Regardless of whether you are a runner, an elderly person suffering from arthritis or a construction worker, chances are that if you are active or ailing, you have used a topical pain reliever to soothe your sore joints or muscles. Unfortunately, the Food and Drug Administration recently warned consumers that topically applied pain relievers are potentially a dangerous product.

Essentially, pain relievers applied to the skin can cause mild to serious burns, blistering and other skin injuries in some patients. Pain relievers reported to the FDA include those sold under the brand names Icy Hot, Capzasin, Bengay, Metholatum and Flexall. Some burns were severe enough to warrant hospitalization.
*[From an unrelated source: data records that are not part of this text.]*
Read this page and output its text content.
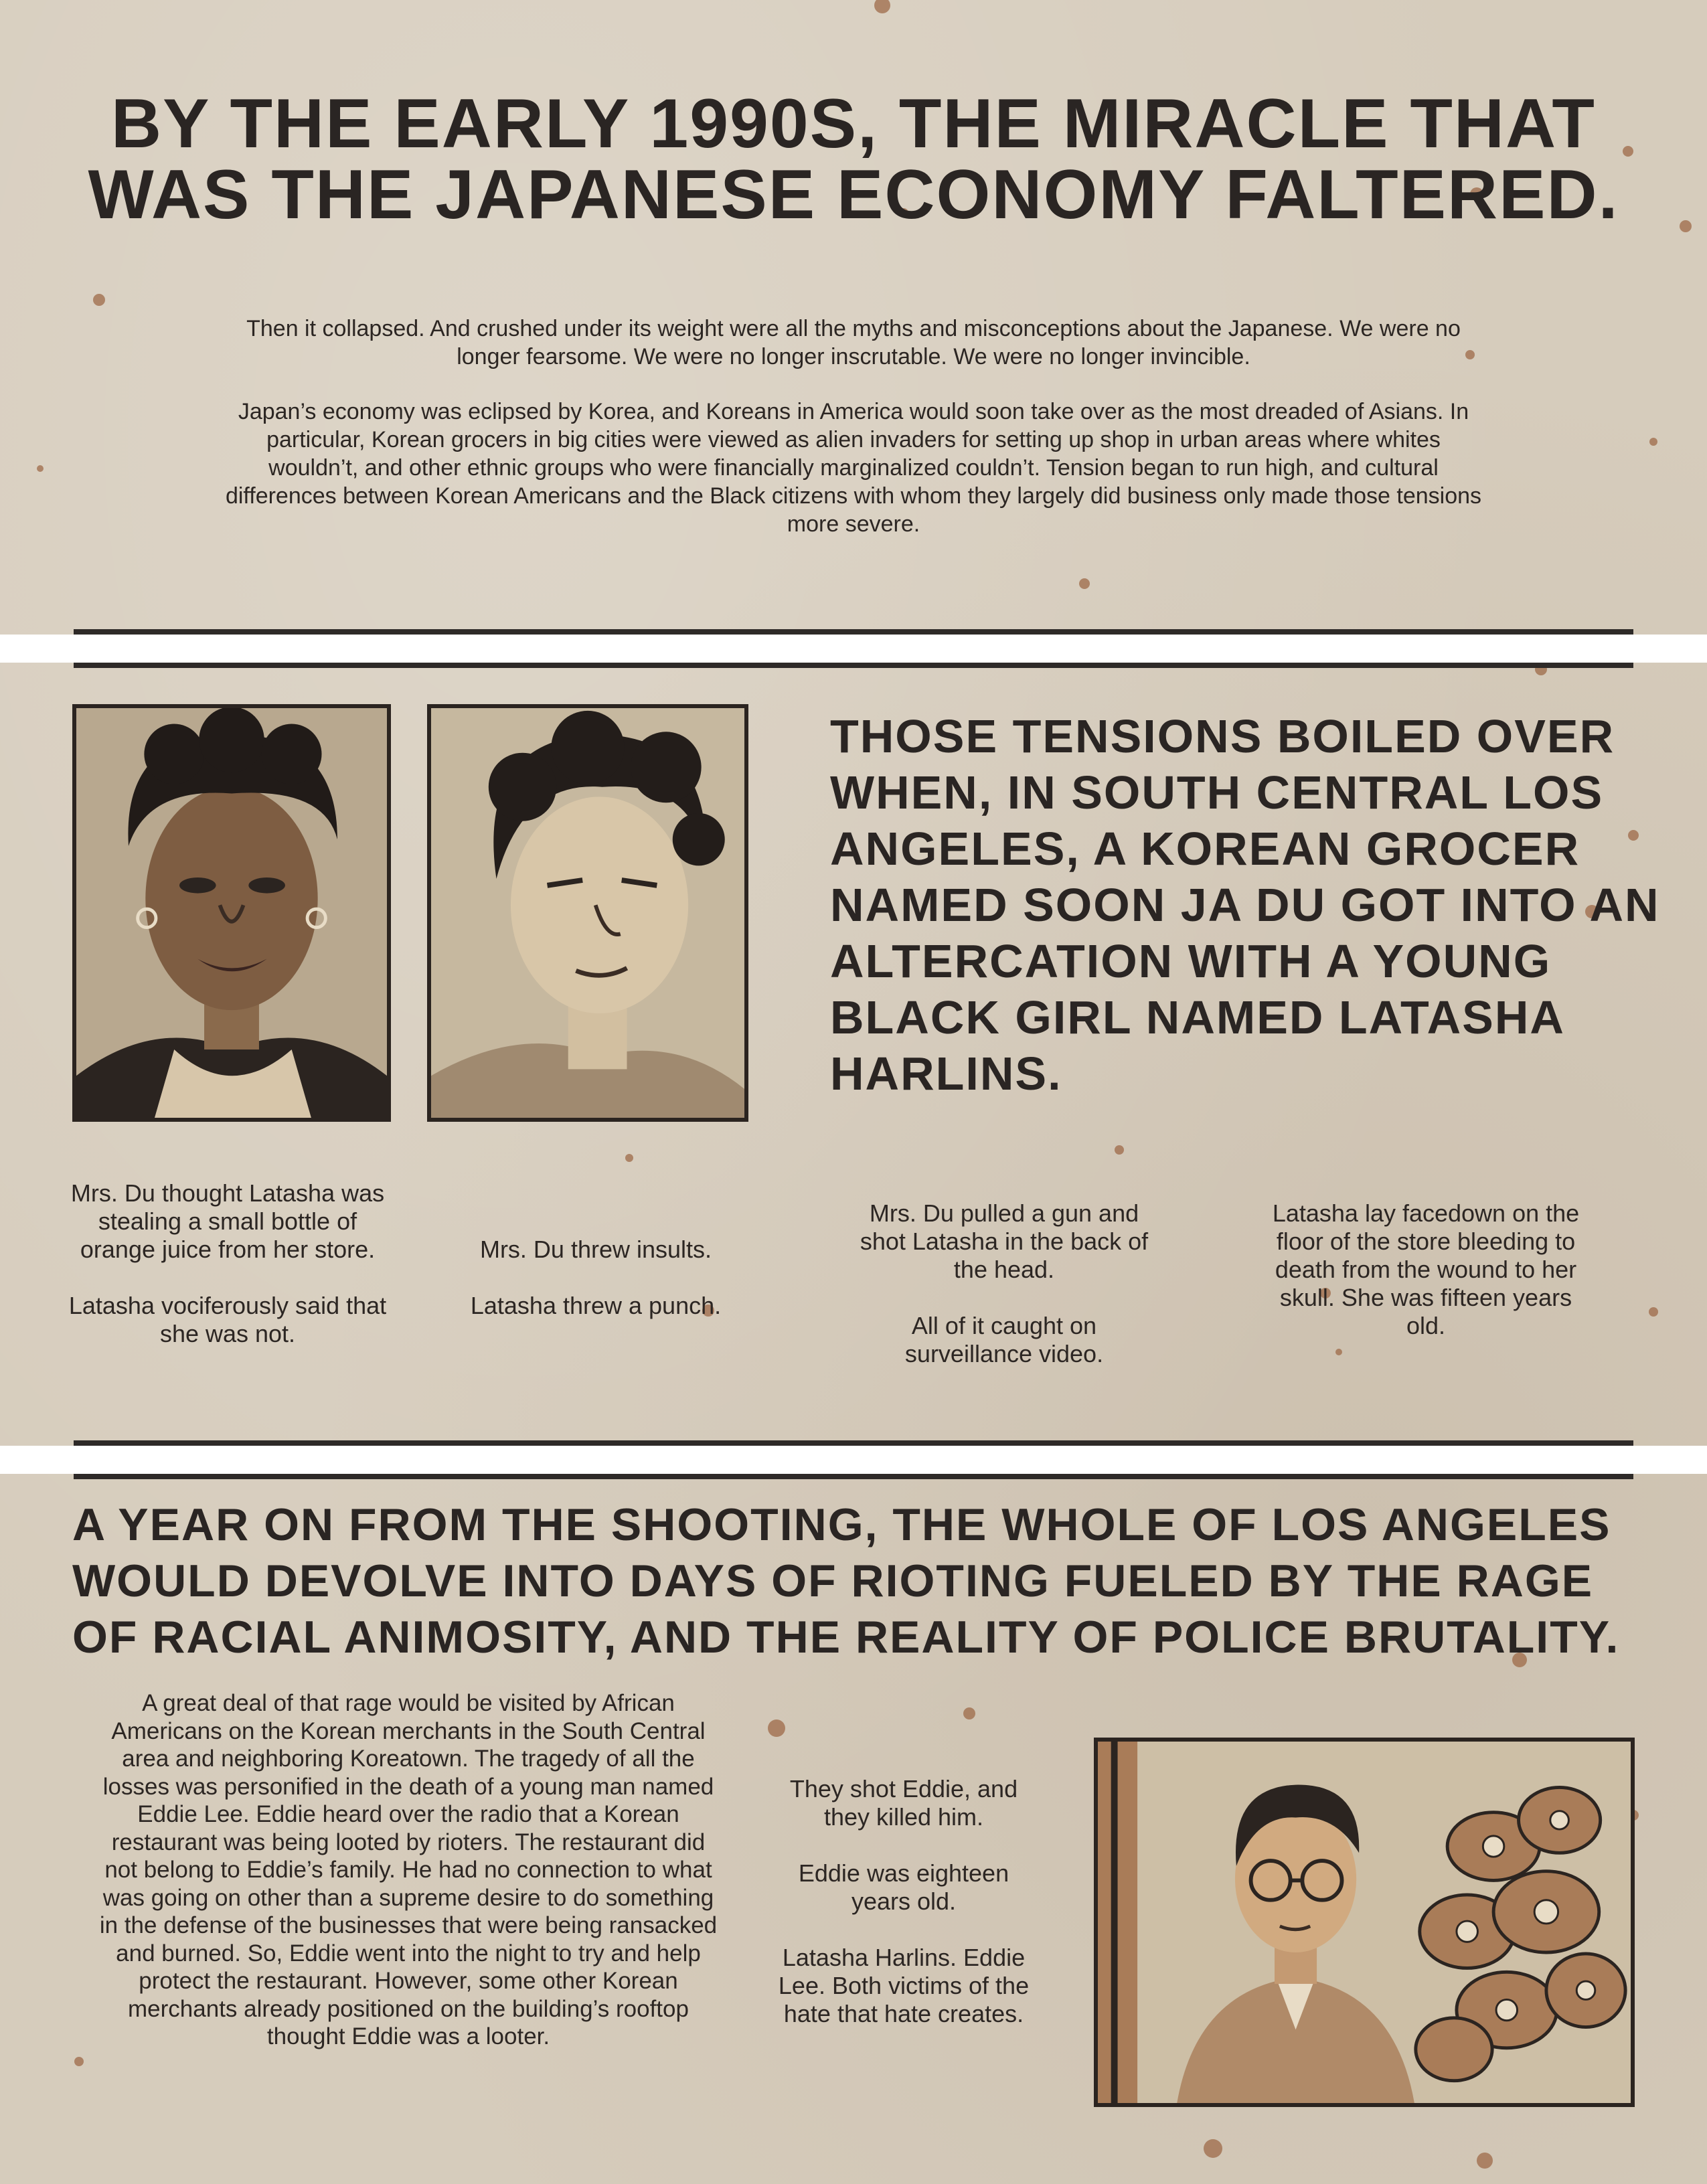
BY THE EARLY 1990S, THE MIRACLE THAT WAS THE JAPANESE ECONOMY FALTERED.

Then it collapsed. And crushed under its weight were all the myths and misconceptions about the Japanese. We were no longer fearsome. We were no longer inscrutable. We were no longer invincible.

Japan’s economy was eclipsed by Korea, and Koreans in America would soon take over as the most dreaded of Asians. In particular, Korean grocers in big cities were viewed as alien invaders for setting up shop in urban areas where whites wouldn’t, and other ethnic groups who were financially marginalized couldn’t. Tension began to run high, and cultural differences between Korean Americans and the Black citizens with whom they largely did business only made those tensions more severe.

THOSE TENSIONS BOILED OVER WHEN, IN SOUTH CENTRAL LOS ANGELES, A KOREAN GROCER NAMED SOON JA DU GOT INTO AN ALTERCATION WITH A YOUNG BLACK GIRL NAMED LATASHA HARLINS.

Mrs. Du thought Latasha was stealing a small bottle of orange juice from her store.

Latasha vociferously said that she was not.

Mrs. Du threw insults.

Latasha threw a punch.

Mrs. Du pulled a gun and shot Latasha in the back of the head.

All of it caught on surveillance video.

Latasha lay facedown on the floor of the store bleeding to death from the wound to her skull. She was fifteen years old.

A YEAR ON FROM THE SHOOTING, THE WHOLE OF LOS ANGELES WOULD DEVOLVE INTO DAYS OF RIOTING FUELED BY THE RAGE OF RACIAL ANIMOSITY, AND THE REALITY OF POLICE BRUTALITY.

A great deal of that rage would be visited by African Americans on the Korean merchants in the South Central area and neighboring Koreatown. The tragedy of all the losses was personified in the death of a young man named Eddie Lee. Eddie heard over the radio that a Korean restaurant was being looted by rioters. The restaurant did not belong to Eddie’s family. He had no connection to what was going on other than a supreme desire to do something in the defense of the businesses that were being ransacked and burned. So, Eddie went into the night to try and help protect the restaurant. However, some other Korean merchants already positioned on the building’s rooftop thought Eddie was a looter.

They shot Eddie, and they killed him.

Eddie was eighteen years old.

Latasha Harlins. Eddie Lee. Both victims of the hate that hate creates.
Unfortunately, there is no specific “kind” of patient who may be affected by topical pain relievers in this way. As a result, it is nearly impossible to predict who will suffer injury after application and who will not.

However, the products being reported do share a common characteristic that patients can look out for and avoid. Each topical pain reliever causing these hazardous reactions contains either more than 10 percent of methyl salicylate or over three percent of menthol.

In addition, consumers who wish to keep using these products should heed the FDA’s warning to avoid application on broken, damaged or irritated skin. The FDA also warns consumers to not apply any additional heat to the affected area, to not cover the medicated area with bandages and to immediately seek medical attention if you blister or suffer any burning pain.

These products have been on the market for some time, but that doesn’t mean that they shouldn’t be approached with caution.